By default, Next.js middleware runs on EVERY request including static files, images, and API routes. Use the matcher config to limit which paths trigger your middleware. A poorly configured middleware that runs on every /_next/image request adds latency to every image load. At minimum, exclude /_next/static, /_next/image, /images/, and /favicon.ico from your matcher. Profile your middleware execution time in Vercel's edge function logs — even 5ms on every image request adds up.
Middleware enables true server-side A/B testing without client-side flicker. Assign a user to a variant (using a cookie or the user ID from a JWT), then rewrite the URL to the appropriate page: /landing-a or /landing-b, both accessible at /. The user sees /campaign in the URL but gets the variant page. Because this happens at the edge before any rendering, there's no flash of the control variant before the test variant loads — a significant advantage over client-side A/B testing.
On every Next.js project, my middleware.ts handles: (1) i18n locale detection and redirection via next-intl. (2) Session check and auth redirect for protected routes. (3) Security headers (CSP, HSTS, X-Frame-Options). That's it. I don't put business logic, database calls, or complex authorization in middleware. The Edge Runtime limitations (no Node.js APIs, limited npm package support) make complex middleware fragile. Keep middleware lean — it runs on every request.

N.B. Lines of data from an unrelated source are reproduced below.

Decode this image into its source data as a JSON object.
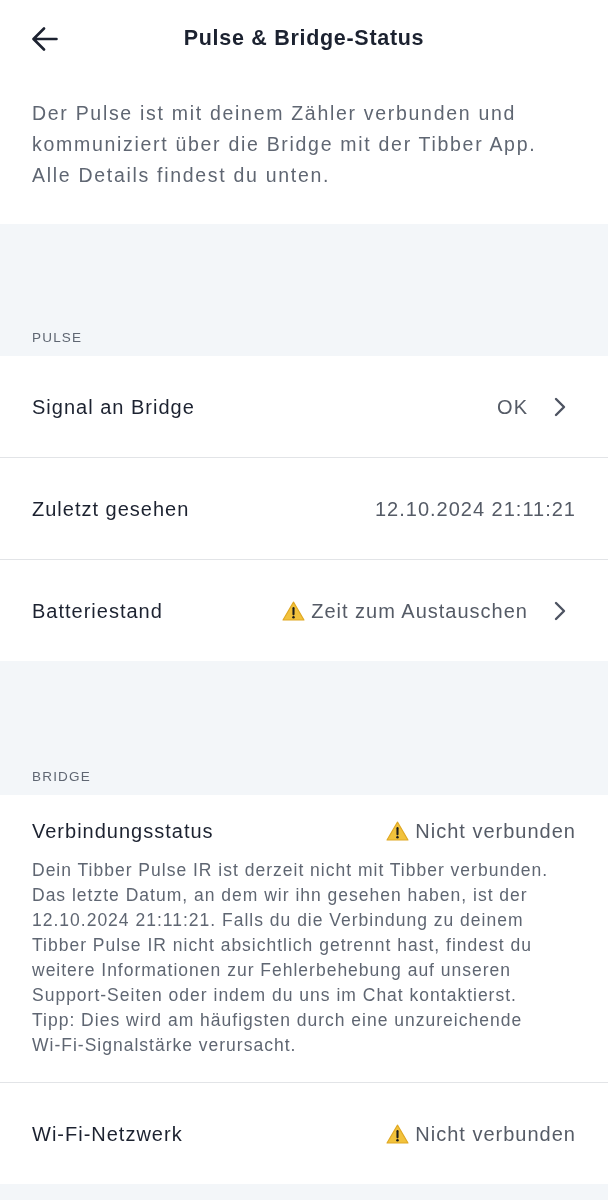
{
  "header": {
    "title": "Pulse & Bridge-Status"
  },
  "intro": "Der Pulse ist mit deinem Zähler verbunden und kommuniziert über die Bridge mit der Tibber App. Alle Details findest du unten.",
  "sections": [
    {
      "title": "PULSE",
      "rows": [
        {
          "kind": "link",
          "label": "Signal an Bridge",
          "value": "OK",
          "warning": false
        },
        {
          "kind": "info",
          "label": "Zuletzt gesehen",
          "value": "12.10.2024 21:11:21",
          "warning": false
        },
        {
          "kind": "link",
          "label": "Batteriestand",
          "value": "Zeit zum Austauschen",
          "warning": true
        }
      ]
    },
    {
      "title": "BRIDGE",
      "rows": [
        {
          "kind": "info",
          "label": "Verbindungsstatus",
          "value": "Nicht verbunden",
          "warning": true,
          "description": "Dein Tibber Pulse IR ist derzeit nicht mit Tibber verbunden. Das letzte Datum, an dem wir ihn gesehen haben, ist der 12.10.2024 21:11:21. Falls du die Verbindung zu deinem Tibber Pulse IR nicht absichtlich getrennt hast, findest du weitere Informationen zur Fehlerbehebung auf unseren Support-Seiten oder indem du uns im Chat kontaktierst. Tipp: Dies wird am häufigsten durch eine unzureichende Wi-Fi-Signalstärke verursacht."
        },
        {
          "kind": "info",
          "label": "Wi-Fi-Netzwerk",
          "value": "Nicht verbunden",
          "warning": true
        }
      ]
    }
  ]
}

Next.js supports only one middleware.ts file at the project root. For complex middleware with multiple concerns (auth + i18n + CSP), I chain them using a compose pattern: export the main function that runs each concern in sequence and merges the response headers. next-intl provides a createMiddleware factory that handles i18n and returns a middleware function you can compose with. Clerk provides clerkMiddleware() that wraps your middleware logic. Test your middleware composition carefully — incorrect response merging can strip headers or lose redirect information.